The Labour leadership will not make a final decision on how to whip its MPs on amendment votes until it is known when the bills will be returning to the House of Commons, a senior aide said.

But in a further sign of the importance being attached to a potential customs union vote, the chairs of the House of Commons Treasury and Home Affairs select committees, Conservative Brexit rebel Nicky Morgan and Labour’s Yvette Cooper, have jointly organized a briefing for MPs and peers from business and manufacturing leaders, including the Confederation of British Industry, which recently called for a post-Brexit customs union.

CBI Director-General Carolyn Fairbairn will address the cross-party gathering of MPs and peers on Wednesday morning in a House of Commons committee room, an aide to Cooper said.

“For manufacturing areas across the North and Midlands the customs union is really important in keeping the costs and burdens of trade low,” Cooper said ahead of the meeting. “The country and parliament may still be divided on other aspects of Brexit, but I think there would be a nationwide and parliamentary majority in favor of a good customs union deal.”

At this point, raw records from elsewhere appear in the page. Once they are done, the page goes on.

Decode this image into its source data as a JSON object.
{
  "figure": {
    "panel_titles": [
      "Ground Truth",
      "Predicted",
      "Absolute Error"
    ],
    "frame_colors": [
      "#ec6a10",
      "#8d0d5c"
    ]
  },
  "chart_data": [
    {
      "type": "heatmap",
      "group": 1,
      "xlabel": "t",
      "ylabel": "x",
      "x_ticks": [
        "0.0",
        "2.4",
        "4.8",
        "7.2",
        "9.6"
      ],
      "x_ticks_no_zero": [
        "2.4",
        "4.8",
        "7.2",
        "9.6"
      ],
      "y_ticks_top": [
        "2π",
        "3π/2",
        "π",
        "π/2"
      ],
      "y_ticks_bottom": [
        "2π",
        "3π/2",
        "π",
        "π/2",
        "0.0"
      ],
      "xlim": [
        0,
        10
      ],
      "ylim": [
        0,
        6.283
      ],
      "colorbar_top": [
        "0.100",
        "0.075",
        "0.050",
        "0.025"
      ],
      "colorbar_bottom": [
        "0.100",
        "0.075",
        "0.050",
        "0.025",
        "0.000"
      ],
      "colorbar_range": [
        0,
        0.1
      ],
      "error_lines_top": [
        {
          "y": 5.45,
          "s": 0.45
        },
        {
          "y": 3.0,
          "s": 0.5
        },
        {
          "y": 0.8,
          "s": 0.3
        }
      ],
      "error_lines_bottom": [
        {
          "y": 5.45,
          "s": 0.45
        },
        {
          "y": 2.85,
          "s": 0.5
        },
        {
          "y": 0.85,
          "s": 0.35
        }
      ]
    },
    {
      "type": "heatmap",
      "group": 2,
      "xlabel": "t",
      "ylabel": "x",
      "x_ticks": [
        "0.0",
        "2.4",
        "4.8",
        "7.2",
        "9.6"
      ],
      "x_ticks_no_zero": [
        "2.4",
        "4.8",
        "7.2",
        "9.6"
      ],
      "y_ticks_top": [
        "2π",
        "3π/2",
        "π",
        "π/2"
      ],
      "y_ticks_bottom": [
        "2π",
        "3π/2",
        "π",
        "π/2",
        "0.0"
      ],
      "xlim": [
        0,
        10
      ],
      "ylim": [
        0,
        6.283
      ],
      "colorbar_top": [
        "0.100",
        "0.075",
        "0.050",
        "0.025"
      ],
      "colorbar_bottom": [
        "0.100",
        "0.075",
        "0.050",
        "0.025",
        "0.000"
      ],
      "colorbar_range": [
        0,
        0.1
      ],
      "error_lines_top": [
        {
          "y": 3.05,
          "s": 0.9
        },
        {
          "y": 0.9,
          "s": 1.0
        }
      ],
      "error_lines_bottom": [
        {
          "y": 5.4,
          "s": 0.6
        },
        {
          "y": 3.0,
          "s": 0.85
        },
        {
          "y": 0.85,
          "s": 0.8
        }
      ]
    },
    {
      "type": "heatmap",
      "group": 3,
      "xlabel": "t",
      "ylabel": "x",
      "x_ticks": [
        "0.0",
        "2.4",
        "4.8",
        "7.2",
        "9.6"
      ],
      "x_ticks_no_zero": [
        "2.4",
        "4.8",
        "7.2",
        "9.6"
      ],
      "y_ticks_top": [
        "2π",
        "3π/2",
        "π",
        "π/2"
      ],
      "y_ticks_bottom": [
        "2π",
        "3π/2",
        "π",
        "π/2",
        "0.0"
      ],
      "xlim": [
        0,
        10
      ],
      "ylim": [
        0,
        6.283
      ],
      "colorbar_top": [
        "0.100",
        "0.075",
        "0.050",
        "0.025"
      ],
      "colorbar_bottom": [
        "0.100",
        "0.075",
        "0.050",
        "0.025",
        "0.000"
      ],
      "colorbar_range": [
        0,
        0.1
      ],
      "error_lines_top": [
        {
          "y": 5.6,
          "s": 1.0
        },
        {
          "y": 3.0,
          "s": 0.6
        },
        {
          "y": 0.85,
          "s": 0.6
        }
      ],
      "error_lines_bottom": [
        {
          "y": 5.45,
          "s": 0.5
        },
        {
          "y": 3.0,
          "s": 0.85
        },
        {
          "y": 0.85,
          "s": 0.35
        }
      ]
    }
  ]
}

Morgan, who was instrumental within the group of Conservative MPs who rebelled against the government in December and forced a guarantee of a “meaningful vote” on the final Brexit withdrawal agreement, said the government’s desire for “trade to be as frictionless as possible is right.”

But she added: “MPs need now to understand what that really means and that is why it is important their local businesses have a chance to share their thoughts with us in Westminster.”